The project under the revenue department will be implemented by staff at Survey Settlement And Land Records (SSLR).
BENGALURU: Last week, the Karnataka government obtained clearance from Directorate General of Civil Aviation (DGCA) to use drones for conducting a survey of properties in Bengaluru as part of its ambitious but much-delayed Urban Property Ownership Records (UPOR).
The government, as part of a pilot, will be covering at least 30,000 properties spread across Pattabhiramnagar (number 168), Ganesh Mandir (number 165) and Shakambarinagar (number 179) wards.
The project under the revenue department will be implemented by staff at Survey Settlement And Land Records (SSLR). Revenue secretary Tushar Girinath said it is being headed by Rajeev Chawla, additional chief secretary (e-governance), who had earlier helmed the government’s Bhoomi project, which digitised more than 2.5 crore RTCs (Records of Rights,Tenancy & Crops) of agricultural land across rural areas.
Rajeev Chawla told TOI: “…We will start flying the drones this week, and weather permitting, the aerial survey should be completed by the end of the week as we only need to cover around 10,000-odd properties in each of these wards.”
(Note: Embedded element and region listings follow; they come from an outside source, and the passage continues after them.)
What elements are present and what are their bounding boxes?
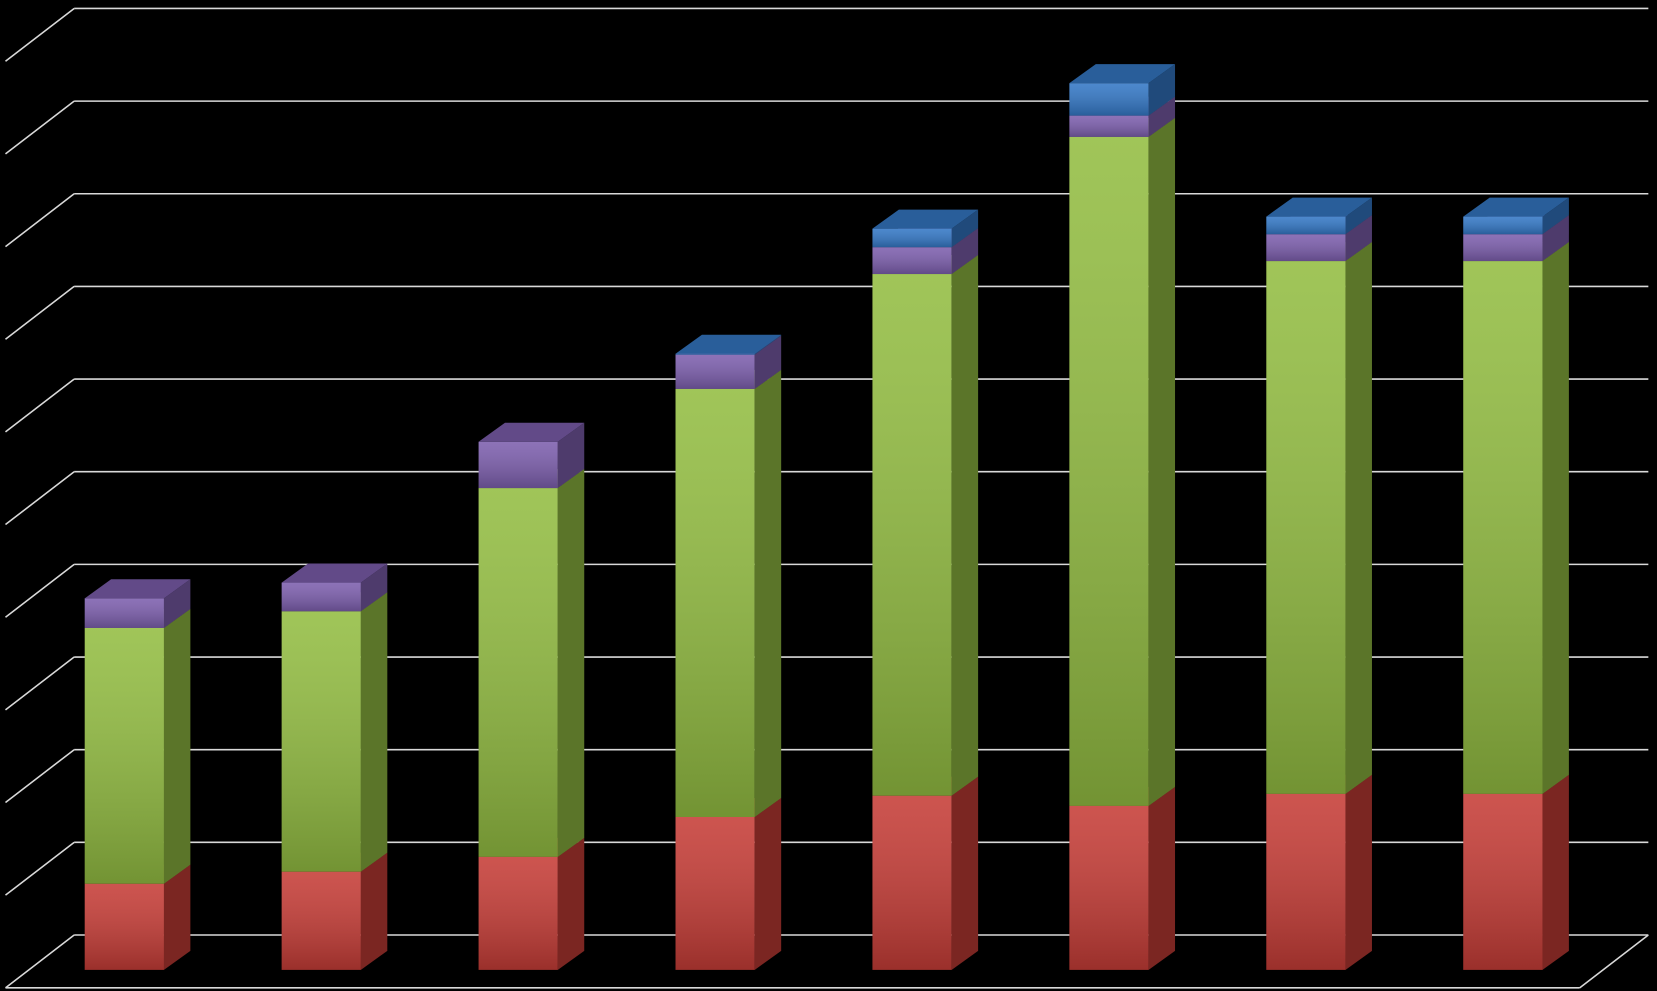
- bar-shade: [478, 441, 558, 489]
- bar-side: [951, 209, 979, 248]
- grid-line-side: [5, 7, 75, 62]
- bar-side: [951, 255, 979, 796]
- grid-line-side: [5, 563, 75, 618]
- bar-shade: [1069, 115, 1149, 137]
- bar-side: [754, 797, 782, 970]
- bar-side: [557, 837, 585, 970]
- bar-side: [163, 608, 191, 884]
- bar-top: [1463, 197, 1569, 217]
- grid-line-side: [5, 378, 75, 433]
- bar-top: [281, 563, 388, 583]
- bar-shade: [1463, 261, 1543, 794]
- bar-side: [1148, 117, 1176, 806]
- bar-shade: [281, 582, 361, 612]
- bar-side: [1345, 215, 1372, 262]
- bar-side: [951, 228, 979, 275]
- bar-side: [754, 335, 782, 389]
- bar-shade: [1069, 83, 1149, 116]
- grid-line-side: [5, 285, 75, 340]
- bar-shade: [675, 353, 755, 355]
- bar-shade: [872, 274, 952, 796]
- bar-shade: [84, 598, 164, 628]
- grid-line-side: [5, 193, 75, 248]
- bar-shade: [478, 856, 558, 970]
- bar-shade: [872, 247, 952, 275]
- bar-shade: [281, 871, 361, 970]
- bar-side: [1542, 215, 1569, 262]
- bar-side: [754, 369, 782, 817]
- bar-top: [1266, 197, 1372, 217]
- bar-shade: [1069, 805, 1149, 970]
- bar-side: [1542, 774, 1569, 970]
- bar-shade: [1266, 234, 1346, 262]
- grid-line-side: [5, 471, 75, 526]
- bar-side: [1148, 96, 1176, 137]
- grid-line-side: [5, 656, 75, 711]
- bar-shade: [1463, 234, 1543, 262]
- grid-line-side: [5, 749, 75, 804]
- bar-top: [478, 422, 585, 442]
- bar-side: [1148, 786, 1176, 970]
- bar-side: [163, 579, 191, 628]
- bar-shade: [478, 488, 558, 857]
- bar-shade: [1266, 793, 1346, 970]
- bar-side: [1345, 197, 1372, 235]
- bar-shade: [1069, 136, 1149, 806]
- bar-top: [675, 334, 782, 354]
- bar-side: [360, 563, 388, 612]
- floor-edge: [1579, 934, 1649, 989]
- bar-shade: [84, 883, 164, 970]
- bar-side: [163, 864, 191, 970]
- bar-side: [1345, 242, 1372, 794]
- bar-shade: [84, 627, 164, 884]
- bar-top: [872, 209, 979, 229]
- bar-shade: [872, 795, 952, 970]
- grid-line-side: [5, 934, 75, 989]
- bar-side: [557, 422, 585, 489]
- bar-shade: [1463, 793, 1543, 970]
- bar-side: [1148, 64, 1176, 116]
- bar-side: [1542, 197, 1569, 235]
- bar-top: [84, 579, 191, 599]
- bar-shade: [1266, 261, 1346, 794]
- bar-shade: [675, 388, 755, 817]
- bar-side: [360, 592, 388, 872]
- bar-shade: [1463, 216, 1543, 235]
- bar-side: [1345, 774, 1372, 970]
- bar-shade: [872, 228, 952, 248]
- grid-line-side: [5, 841, 75, 896]
- bar-shade: [675, 816, 755, 970]
- bar-shade: [1266, 216, 1346, 235]
- bar-side: [1542, 242, 1569, 794]
- grid-line-side: [5, 100, 75, 155]
- bar-side: [360, 852, 388, 970]
- bar-top: [1069, 64, 1176, 84]
- bar-shade: [675, 354, 755, 389]
- bar-side: [754, 334, 782, 355]
- bar-shade: [281, 611, 361, 872]
- bar-side: [557, 469, 585, 857]
- bar-side: [951, 776, 979, 970]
But the drone survey is just the beginning. Once imaging is completed by the drones, which will be operated by Survey of India (SoI), the department will need to digitise the images, which will then be laid over existing village maps to identify various types of land — government-owned, public, private, etc., — and verify if there is any illegal occupation.
Surveyors to visit plots
“Surveyors under the commissioner of SSLR will also visit each plot or land and make a record and determine who the owner is. We are confident that we should be able to complete this process by December,” Chawla said.
If there are any issues with the SoI survey — technical or otherwise — the government also has permission to conduct a survey using a private firm. One company has offered to conduct it for free and is being kept on standby.
Explaining the need for UPOR, Chawla said: “After implementation of Bhoomi, there has been no tampering of land records and citizens are at peace. But unlike with rural/agricultural land records, which were available in manual format with around 10,000 village accountants, there are no proper records for urban properties other than those maintained for tax purposes by agencies like BBMP, which do not have legal value from a civil dispute point of view as they aren’t created under the (Karnataka Land Revenue) Act.”
He said UPOR was first mooted in 2008, but couldn’t take off for various reasons. Another official said that some pilots conducted in places like Shivamogga had come under criticism and people did not accept it, leading to further delay in implementation of a state-wide project.
“…Finally, revenue minister (R Ashoka) issued a government order last year setting up an implementation committee to do a proof-of-concept. Therefore, we are not mapping the whole city. The reason for asking for a proof-of-concept is because earlier efforts have failed; we need to show how we can make this faster and make people accept it. So, once we complete the project in three BBMP wards, the review committee headed by the minister will look at how to include more people in this,” Chawla said.
While creating property records in urban areas, the government has two objectives, he said. First, to ensure that no government/public land is allowed to be illegally occupied and second, not to penalise individuals for minor violations such as not obtaining an approved plan.